As a-Dory-ble as “Finding Dory” may be, it swims in slightly murkier water than “Finding Nemo.” Director Andrew Stanton—the mind behind two classics “WALL·E” and “Finding Nemo”—mines “Nemo” nostalgia for all its worth, occasionally relying on that movie’s goodwill to smooth the way for the new story. He has lots to fall back on, likeable characters with expressive fish faces and fun voice work from Degeneres, Brooks and franchise newcomers Keaton, Levy, O’Neill and Burrell, but it isn’t just a nostalgia fest.
Stanton skilfully weaves in many heart-tugging moments, particularly as Dory’s journey nears its end. No spoilers here, but after a familiar-feeling first half the movie carefully balances action adventure with touching family flourishes in the second half.

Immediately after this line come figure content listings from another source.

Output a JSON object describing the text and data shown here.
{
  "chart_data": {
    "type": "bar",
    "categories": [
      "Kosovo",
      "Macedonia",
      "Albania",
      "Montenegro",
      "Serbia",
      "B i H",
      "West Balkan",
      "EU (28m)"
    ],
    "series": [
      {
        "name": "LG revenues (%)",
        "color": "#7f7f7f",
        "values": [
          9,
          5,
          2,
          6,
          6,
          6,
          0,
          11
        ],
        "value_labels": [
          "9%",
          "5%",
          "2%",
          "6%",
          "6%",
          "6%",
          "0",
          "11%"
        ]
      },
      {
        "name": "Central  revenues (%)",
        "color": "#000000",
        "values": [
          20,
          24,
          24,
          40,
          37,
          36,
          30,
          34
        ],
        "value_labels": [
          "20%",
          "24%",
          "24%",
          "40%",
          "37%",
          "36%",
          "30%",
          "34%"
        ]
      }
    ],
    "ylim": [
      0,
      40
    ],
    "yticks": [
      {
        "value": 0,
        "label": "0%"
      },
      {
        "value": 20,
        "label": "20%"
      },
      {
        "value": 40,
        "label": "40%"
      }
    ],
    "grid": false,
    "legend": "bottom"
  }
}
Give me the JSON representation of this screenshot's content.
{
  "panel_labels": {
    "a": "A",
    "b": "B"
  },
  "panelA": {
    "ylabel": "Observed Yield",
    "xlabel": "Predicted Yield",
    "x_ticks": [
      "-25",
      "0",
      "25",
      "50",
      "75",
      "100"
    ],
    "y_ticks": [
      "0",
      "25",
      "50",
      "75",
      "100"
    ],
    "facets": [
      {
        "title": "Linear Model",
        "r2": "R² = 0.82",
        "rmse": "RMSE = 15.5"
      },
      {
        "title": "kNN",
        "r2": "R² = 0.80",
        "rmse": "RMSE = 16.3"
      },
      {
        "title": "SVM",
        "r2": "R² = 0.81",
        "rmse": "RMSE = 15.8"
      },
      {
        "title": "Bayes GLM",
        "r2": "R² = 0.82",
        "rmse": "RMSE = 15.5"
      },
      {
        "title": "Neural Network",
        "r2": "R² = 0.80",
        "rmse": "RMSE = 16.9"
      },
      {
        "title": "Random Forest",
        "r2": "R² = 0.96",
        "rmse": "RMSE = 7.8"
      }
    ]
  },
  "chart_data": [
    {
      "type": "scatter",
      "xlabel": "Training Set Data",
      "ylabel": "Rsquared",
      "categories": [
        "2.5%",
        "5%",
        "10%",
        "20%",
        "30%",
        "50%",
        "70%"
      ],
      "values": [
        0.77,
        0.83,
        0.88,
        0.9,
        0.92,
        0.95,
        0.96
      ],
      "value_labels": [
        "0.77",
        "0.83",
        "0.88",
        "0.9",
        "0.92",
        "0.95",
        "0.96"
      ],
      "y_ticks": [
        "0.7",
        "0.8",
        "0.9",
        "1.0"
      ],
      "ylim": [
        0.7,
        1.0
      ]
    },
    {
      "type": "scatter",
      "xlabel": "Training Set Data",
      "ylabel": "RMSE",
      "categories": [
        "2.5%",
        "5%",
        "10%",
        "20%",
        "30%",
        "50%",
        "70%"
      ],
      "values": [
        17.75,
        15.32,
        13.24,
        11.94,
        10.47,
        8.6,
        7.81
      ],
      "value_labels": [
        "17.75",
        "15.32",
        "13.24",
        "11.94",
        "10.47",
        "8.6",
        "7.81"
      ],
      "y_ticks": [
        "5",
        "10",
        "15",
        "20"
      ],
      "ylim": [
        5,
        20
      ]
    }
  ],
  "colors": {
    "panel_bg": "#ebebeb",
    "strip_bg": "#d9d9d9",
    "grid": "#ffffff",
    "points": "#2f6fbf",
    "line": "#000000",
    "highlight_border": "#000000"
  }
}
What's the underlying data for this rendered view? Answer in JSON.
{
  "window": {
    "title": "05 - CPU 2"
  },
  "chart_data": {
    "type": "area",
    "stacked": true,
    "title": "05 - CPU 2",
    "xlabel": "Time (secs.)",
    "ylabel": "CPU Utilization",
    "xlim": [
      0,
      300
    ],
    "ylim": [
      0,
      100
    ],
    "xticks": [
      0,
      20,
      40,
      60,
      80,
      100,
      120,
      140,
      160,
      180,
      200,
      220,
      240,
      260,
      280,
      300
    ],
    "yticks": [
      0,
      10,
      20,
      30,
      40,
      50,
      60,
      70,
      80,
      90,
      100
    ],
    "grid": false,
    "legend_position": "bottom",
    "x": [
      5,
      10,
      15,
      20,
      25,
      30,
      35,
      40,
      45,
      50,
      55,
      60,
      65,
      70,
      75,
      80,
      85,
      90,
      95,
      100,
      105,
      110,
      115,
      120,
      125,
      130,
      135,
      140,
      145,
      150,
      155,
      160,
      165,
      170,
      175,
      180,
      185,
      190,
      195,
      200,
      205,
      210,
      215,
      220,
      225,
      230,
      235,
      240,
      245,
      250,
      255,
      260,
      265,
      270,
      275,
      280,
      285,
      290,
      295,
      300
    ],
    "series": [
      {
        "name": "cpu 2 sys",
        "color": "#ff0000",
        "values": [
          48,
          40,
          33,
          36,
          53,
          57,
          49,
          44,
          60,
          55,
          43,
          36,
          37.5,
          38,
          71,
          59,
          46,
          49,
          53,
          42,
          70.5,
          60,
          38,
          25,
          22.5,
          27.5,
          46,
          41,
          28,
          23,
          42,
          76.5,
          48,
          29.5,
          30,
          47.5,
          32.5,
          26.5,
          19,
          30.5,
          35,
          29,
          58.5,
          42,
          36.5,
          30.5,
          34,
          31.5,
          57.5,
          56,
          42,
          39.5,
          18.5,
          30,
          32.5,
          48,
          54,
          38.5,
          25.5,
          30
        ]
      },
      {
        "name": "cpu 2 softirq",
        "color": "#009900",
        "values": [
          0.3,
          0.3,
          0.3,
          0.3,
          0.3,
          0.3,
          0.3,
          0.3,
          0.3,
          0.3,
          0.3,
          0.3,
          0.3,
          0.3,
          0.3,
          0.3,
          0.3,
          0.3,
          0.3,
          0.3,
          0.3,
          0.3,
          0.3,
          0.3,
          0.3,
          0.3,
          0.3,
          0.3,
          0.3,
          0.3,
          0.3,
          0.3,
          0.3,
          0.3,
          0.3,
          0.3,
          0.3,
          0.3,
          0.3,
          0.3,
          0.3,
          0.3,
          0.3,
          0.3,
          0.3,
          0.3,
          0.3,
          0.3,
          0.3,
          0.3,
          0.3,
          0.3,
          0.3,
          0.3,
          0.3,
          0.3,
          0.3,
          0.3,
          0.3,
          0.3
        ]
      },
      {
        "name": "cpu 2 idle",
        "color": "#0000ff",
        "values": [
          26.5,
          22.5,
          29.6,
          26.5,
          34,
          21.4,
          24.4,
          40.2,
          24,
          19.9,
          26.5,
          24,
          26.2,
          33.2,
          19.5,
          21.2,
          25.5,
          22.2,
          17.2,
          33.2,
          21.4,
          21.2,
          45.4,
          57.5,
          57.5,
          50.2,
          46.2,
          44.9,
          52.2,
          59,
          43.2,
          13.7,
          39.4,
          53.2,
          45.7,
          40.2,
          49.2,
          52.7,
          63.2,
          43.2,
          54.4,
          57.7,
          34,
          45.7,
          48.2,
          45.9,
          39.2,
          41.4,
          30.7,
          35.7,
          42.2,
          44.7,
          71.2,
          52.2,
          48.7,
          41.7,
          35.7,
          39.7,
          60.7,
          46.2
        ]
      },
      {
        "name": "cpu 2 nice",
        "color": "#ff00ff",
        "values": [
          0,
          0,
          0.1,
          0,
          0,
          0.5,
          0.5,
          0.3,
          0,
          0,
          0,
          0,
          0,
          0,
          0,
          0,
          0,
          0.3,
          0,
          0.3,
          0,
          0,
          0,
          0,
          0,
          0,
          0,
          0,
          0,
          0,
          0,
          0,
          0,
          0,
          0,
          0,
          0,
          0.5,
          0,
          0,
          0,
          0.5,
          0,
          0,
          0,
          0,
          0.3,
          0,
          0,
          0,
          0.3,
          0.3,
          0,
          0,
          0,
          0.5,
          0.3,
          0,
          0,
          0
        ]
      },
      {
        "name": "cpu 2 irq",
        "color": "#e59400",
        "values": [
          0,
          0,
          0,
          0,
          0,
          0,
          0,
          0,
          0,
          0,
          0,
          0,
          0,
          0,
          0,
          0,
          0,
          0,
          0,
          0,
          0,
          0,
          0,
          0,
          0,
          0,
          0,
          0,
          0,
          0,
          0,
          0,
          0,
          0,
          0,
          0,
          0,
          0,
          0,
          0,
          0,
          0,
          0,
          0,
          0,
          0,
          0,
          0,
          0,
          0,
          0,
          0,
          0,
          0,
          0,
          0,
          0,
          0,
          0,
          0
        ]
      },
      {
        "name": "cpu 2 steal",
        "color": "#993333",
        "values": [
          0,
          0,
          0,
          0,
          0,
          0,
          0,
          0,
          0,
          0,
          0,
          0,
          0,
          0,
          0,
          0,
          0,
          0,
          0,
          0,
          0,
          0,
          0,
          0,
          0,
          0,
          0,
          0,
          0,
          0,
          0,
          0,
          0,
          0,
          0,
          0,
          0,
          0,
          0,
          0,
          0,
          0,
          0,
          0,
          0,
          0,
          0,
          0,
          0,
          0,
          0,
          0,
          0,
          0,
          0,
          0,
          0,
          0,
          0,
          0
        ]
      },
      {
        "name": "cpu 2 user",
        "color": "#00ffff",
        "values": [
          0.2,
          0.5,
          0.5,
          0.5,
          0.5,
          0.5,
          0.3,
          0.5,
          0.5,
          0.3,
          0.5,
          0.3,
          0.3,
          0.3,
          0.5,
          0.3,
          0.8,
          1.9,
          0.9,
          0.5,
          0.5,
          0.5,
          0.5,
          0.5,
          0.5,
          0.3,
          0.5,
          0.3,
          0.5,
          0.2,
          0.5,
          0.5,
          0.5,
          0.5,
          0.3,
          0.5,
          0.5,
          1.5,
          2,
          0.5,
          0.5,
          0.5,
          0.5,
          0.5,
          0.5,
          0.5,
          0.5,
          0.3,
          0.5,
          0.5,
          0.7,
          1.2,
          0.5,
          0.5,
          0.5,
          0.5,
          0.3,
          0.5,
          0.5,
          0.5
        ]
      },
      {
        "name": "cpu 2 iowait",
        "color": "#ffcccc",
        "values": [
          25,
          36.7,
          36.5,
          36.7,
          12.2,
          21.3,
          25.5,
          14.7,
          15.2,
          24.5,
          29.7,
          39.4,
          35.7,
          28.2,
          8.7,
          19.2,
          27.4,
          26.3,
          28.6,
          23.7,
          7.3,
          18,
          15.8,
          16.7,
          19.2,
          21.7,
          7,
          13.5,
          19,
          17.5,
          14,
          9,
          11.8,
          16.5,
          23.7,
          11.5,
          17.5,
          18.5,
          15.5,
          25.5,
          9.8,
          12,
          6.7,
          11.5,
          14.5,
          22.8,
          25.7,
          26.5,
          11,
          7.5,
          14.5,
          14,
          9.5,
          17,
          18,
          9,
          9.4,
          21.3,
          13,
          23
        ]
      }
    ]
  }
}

Visually, this may be Pixar’s most accomplished movie to date. Spectacular, imaginative 3D animation provides visual interest even when the story sporadically washes out. Stanton and his Pixar wizards create underwater, and sometimes-above sea level, worlds that immerse the viewer.
“Finding Dory” is wonderfully made all-ages entertainment with lots of heart, in fact, octopus Hank has three of them! That it somehow makes us feel real emotion for cold-blooded fish may be its greatest achievement. It suffers only in comparison to its classic predecessor.